MoNiKa - Institute for Thermal Energy Technology and Safety (ITES)


The rankine cycle is a conventional and proven technology that has been around for many years. The cycle, traditional powered by coal or gas, uses water as a working fluid. The name of the case goes back to William John Macquorn Rankine, a Scottish-British physicist and engineer.

If the temperature of the heat source is too low, the classic steam cycle becomes inefficient. By exchanging the working medium for a fluid with a lower boiling point, a thermodynamic cycle can be established analogously. By choosing a suitable fluid so additional heat sources can be developed to generate electricity. These cycles are referred to as Organic Rankine Cycle (ORC).

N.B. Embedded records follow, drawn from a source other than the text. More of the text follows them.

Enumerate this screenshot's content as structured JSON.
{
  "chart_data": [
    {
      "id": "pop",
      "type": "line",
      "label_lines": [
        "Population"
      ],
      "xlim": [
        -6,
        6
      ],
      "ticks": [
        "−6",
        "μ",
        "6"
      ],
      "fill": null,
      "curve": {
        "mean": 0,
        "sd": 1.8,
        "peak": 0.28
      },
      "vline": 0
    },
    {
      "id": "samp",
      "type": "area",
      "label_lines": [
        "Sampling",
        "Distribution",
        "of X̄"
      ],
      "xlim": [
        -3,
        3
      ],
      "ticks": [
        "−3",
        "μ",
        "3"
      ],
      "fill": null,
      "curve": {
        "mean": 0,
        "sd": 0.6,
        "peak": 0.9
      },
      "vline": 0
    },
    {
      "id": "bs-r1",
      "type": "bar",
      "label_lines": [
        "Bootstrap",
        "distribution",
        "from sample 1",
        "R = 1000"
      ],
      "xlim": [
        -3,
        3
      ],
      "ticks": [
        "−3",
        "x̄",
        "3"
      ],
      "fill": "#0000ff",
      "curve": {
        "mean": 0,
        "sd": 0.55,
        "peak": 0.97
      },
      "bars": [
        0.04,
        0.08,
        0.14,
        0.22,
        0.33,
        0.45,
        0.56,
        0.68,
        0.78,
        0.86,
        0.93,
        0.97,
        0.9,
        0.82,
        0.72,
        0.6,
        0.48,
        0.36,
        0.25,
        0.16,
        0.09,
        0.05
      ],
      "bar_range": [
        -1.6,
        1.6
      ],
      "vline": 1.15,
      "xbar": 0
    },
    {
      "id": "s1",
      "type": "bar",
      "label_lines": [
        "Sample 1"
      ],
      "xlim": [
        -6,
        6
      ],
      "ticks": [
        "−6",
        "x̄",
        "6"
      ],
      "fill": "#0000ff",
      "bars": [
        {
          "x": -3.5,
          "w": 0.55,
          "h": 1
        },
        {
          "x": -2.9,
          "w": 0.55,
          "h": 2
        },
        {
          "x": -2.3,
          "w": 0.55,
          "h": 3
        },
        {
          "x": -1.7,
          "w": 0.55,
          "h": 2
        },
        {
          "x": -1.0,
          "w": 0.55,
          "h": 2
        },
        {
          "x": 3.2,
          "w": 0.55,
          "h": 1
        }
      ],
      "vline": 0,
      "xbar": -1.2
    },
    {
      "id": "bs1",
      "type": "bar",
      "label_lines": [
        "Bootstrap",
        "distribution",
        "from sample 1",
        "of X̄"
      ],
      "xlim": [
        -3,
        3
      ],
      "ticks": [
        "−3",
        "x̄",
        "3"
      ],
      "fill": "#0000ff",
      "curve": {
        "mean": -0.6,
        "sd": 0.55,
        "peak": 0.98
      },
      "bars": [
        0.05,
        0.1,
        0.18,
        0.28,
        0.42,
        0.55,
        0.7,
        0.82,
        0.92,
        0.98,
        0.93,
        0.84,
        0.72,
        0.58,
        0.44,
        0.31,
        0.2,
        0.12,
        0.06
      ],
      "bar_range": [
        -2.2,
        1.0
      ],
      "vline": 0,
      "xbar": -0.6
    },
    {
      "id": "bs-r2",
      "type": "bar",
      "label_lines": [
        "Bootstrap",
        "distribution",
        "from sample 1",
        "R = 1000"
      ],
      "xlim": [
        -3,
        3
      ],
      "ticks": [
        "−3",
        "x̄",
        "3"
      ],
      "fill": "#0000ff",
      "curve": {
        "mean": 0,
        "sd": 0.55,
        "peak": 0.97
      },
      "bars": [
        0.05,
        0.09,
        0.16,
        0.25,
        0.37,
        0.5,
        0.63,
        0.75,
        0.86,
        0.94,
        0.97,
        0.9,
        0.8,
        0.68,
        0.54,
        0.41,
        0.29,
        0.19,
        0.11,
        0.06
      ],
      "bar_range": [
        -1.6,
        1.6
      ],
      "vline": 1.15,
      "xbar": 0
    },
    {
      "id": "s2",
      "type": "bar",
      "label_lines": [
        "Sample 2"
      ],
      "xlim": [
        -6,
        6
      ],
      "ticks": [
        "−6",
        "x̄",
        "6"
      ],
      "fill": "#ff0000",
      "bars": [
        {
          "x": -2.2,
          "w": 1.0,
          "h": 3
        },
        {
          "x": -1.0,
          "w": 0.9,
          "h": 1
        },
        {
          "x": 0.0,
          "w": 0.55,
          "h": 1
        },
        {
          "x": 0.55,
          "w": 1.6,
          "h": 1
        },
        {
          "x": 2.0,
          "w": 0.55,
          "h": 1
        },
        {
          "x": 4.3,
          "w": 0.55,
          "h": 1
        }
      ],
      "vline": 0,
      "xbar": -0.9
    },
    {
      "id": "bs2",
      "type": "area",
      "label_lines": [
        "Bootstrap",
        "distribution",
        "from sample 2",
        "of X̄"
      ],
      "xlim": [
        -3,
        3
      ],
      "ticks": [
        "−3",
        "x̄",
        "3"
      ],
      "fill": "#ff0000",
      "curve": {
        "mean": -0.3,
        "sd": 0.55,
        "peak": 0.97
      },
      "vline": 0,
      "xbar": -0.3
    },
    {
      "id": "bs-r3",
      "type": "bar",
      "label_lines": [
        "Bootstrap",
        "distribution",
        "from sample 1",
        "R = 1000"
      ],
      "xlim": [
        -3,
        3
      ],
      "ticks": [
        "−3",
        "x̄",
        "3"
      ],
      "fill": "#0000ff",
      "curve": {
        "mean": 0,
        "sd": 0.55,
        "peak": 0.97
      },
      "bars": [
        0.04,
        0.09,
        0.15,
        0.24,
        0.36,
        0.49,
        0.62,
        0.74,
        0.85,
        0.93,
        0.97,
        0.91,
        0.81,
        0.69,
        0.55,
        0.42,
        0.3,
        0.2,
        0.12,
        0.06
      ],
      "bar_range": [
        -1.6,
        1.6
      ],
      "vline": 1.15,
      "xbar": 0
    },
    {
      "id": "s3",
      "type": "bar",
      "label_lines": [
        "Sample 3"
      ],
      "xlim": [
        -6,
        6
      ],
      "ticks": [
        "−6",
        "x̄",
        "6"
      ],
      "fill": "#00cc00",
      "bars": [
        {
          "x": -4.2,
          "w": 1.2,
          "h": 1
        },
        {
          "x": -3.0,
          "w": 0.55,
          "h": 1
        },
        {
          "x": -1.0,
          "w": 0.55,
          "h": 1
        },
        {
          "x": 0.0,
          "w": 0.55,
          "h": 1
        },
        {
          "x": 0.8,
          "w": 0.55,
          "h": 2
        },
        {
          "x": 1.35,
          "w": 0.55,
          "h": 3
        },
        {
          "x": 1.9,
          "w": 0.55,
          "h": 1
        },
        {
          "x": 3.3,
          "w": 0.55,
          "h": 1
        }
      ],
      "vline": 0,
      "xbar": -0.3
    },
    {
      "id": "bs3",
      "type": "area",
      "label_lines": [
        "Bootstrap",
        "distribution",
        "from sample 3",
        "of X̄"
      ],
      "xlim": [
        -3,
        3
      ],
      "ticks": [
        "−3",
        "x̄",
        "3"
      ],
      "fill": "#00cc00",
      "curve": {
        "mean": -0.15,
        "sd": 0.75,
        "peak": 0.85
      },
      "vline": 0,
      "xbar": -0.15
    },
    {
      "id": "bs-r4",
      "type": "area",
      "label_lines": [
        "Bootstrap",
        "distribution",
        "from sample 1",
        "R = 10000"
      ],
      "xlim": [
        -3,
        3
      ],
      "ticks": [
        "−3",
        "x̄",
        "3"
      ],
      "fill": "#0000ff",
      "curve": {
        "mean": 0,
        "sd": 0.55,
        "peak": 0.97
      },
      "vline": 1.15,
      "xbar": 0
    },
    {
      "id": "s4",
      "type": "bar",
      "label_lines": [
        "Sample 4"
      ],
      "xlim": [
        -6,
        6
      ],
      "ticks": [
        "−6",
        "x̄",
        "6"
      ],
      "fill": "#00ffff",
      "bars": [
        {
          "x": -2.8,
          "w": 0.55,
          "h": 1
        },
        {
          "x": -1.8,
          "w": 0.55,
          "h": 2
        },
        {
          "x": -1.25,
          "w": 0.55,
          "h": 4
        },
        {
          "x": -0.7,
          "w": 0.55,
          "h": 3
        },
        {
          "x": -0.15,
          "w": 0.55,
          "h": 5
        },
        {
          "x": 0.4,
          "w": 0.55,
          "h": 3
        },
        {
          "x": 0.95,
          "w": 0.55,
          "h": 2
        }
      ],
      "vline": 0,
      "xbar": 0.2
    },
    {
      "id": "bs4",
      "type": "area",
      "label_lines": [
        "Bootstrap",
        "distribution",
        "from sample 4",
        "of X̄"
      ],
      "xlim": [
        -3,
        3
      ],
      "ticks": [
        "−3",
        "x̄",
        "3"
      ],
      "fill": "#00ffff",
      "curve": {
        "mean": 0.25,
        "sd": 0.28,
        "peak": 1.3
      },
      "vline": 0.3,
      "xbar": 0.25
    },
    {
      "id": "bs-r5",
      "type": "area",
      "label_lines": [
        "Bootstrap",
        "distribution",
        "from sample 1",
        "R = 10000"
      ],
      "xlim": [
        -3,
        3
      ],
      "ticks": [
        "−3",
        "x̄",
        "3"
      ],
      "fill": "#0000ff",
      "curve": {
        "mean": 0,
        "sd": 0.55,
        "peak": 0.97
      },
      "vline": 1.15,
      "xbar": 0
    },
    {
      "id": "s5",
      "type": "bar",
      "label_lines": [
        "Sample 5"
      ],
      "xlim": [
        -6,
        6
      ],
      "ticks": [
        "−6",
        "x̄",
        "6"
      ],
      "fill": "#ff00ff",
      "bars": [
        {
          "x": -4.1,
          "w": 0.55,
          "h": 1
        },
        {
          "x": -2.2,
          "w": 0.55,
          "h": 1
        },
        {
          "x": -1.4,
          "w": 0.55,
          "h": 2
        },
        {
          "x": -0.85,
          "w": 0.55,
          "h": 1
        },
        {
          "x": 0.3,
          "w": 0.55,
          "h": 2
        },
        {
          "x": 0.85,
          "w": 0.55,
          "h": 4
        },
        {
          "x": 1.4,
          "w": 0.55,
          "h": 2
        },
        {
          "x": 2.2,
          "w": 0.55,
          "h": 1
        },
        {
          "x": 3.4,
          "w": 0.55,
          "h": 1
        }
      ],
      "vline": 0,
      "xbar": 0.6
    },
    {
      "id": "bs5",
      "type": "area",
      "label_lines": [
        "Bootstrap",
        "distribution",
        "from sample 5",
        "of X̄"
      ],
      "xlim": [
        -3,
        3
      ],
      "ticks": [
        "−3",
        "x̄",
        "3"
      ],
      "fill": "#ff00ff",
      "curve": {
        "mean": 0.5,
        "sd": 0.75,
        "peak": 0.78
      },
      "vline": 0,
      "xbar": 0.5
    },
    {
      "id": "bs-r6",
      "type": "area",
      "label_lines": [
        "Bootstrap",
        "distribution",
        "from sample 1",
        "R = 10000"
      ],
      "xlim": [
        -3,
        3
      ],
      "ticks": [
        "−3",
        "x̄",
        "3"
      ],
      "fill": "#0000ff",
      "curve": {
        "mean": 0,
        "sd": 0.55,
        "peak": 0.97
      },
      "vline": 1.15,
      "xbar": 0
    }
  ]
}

Therefor an ORC, with an organic compound is used as a working fluid due to their unique properties such as low evaporation temperatures, they are more suitable for lower heat sources of 100-280°C.

The feed pump compress the working fluid (WF) to a higher pressure level. The evaporator heat up and evaporate the WF in a plate heat exchanger. The turbine expand the highly compressed and hot vapor and released it to the condenser where it is cooled and liquefied. The expander convert at first the extracted heat into mechanical energy and then with the connected generator to electrical energy.

Today, the process is mainly used for electricity generation in the field of geothermal energy, combined heat and power production and the use of waste heat. The expansion machines (turbine, screw expander, steam engine / reciprocating expander) are typically operate with silicone oil, refrigerant or combustible gas e.g. propane.